# Hawaii Savers card available



## Judy (Sep 20, 2007)

I have a Hawaii Savers card available for the asking.  It expires 12/31/2007.  I've used it for several discounts, but it isn't punched or anything to indicate which businesses were used.  If you can use it, please send me an email (not a PM) with your name and address.  I'll send it to the first person I hear from. Please also post here that you want it.  That way others will know that it's been taken.


----------



## kingjoey (Sep 20, 2007)

*Savers card*

Hi Judy, I'd love your card. I sent you an email. 

Thanks, Joe


----------



## Timeshare Von (Sep 20, 2007)

*Note About Hawaii Savers' Card*

Hi Judy . . . glad to see you made it home OK.

As for the Hawaii Savers card, we have one too and have been using it mostly for dining.  Please be aware that it is no longer accepted at the Waimea Ranch House.  We did use it at Big Island Steak House (Waikoloa) and Daniel Thiebaut's (Waimea).  Neither server knew anything about the card, so we had to ask them to ask a manager, who did know and accepted the card.


----------



## wanderlust (Sep 20, 2007)

Hey Yvonne,

I would like the Hawaii Savers Card if you no longer need it.


----------



## Timeshare Von (Sep 20, 2007)

wanderlust said:


> Hey Yvonne,
> 
> I would like the Hawaii Savers Card if you no longer need it.



Sorry, it's already been promised to another TS owner along with my EB.  I'll be leaving them for him Saturday at Royal Sea Cliff.


----------



## Judy (Sep 20, 2007)

Timeshare Von said:


> As for the Hawaii Savers card, we have one too and have been using it mostly for dining.  Please be aware that it is no longer accepted at the Waimea Ranch House.


The manager at Cassandra's in Kona told us that they dropped out of the program two years ago, but he gave us the 10% discount anyway.


----------



## Parkplace (Sep 20, 2007)

Somehow I missed this conversation before now.

How do we get these Hawaii Saver Cards?  We are heading to Hawaii at the end of October for several weeks.


----------



## DeniseM (Sep 20, 2007)

This is the website:  HawaiiSavers

We have bought his coupons on ebay for several years and they have always been a great value, but recently his customer service has taken a nose dive.  He seldom has ebay auctions any more, but when he does, he sells the card cheaper on ebay than he does on his website:  Ebay/HawaiiSavers

We also found that several of the listings for offers on his website are no longer valid, but he doesn't remove them.  Before you buy the card, decide which offers you are interested in and call the vendors to see if they are actually still participants.  I think there are still some good values, but the program has gotten a little sloppy and you need to check-out the offers you want, before you buy.


----------



## Timeshare Von (Sep 21, 2007)

Judy said:


> The manager at Cassandra's in Kona told us that they dropped out of the program two years ago, but he gave us the 10% discount anyway.

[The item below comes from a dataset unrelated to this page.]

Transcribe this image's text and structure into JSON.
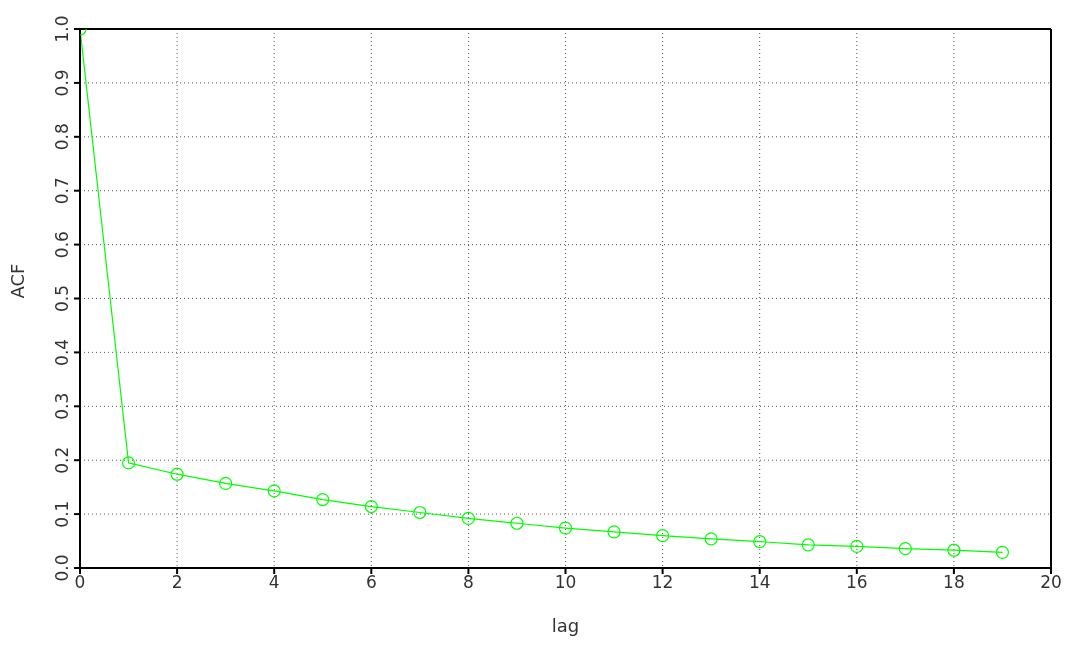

Did you e-mail Michelle at H/S to let her know?  She was very surprised to learn that Waimea Ranch House wouldn't accept it, but also stated that it does happen that "partners" do drop out throughout the year.

I must admit, I would never buy their card, for that reason!

p.s.  We went to Daniel Thiebaut's (Waimea) again tonight and they gave us 10% off rather than the $10 as advertised in the H/S program brochure.  It didn't seem worth the hassle to fight for the other $2.50 so we let it go, especially since we were fortunate to receive our card from another TUGGER here and didn't pay for it.


----------



## Timeshare Von (Sep 21, 2007)

DeniseM said:


> This is the website:  HawaiiSavers
> 
> We have bought his coupons on ebay for several years and they have always been a great value, but recently his customer service has taken a nose dive.  He seldom has ebay auctions any more, but when he does, he sells the card cheaper on ebay than he does on his website:  Ebay/HawaiiSavers
> 
> We also found that several of the listings for offers on his website are no longer valid, but he doesn't remove them.  Before you buy the card, decide which offers you are interested in and call the vendors to see if they are actually still participants.  I think there are still some good values, but the program has gotten a little sloppy and you need to check-out the offers you want, before you buy.



Admittedly, we were disappointed to buy nearly $300 from them via eBay and didn't receive a "free card" with our purchase.    Personally, I found their eBay deals to be the best way to go with their vendors.  We bought the Island Breeze Luau at 2:1 (approx $67); the ATV Waterfalls tour at 2:1 (approx. $167) and a couple of $50 dining certificates (Big Island Steak House and Daniel Thiebaut's) for around $25-$30 each.


----------



## aver (Dec 29, 2007)

*Entertainment, hawaii savers, etc.*

Hi,
We(5)of us are heading to the big island and wondering if anyone would like to possibly pass on their cards? If you're there yourself and would be willing to leave the card(s) good for 2008--I'd be willing to pay a fee, if you would like? I could also send the card back if you would like it back to use again in 08. Anyone?? Particullarly interested in dining and activities. Great Big Thanks!!!


----------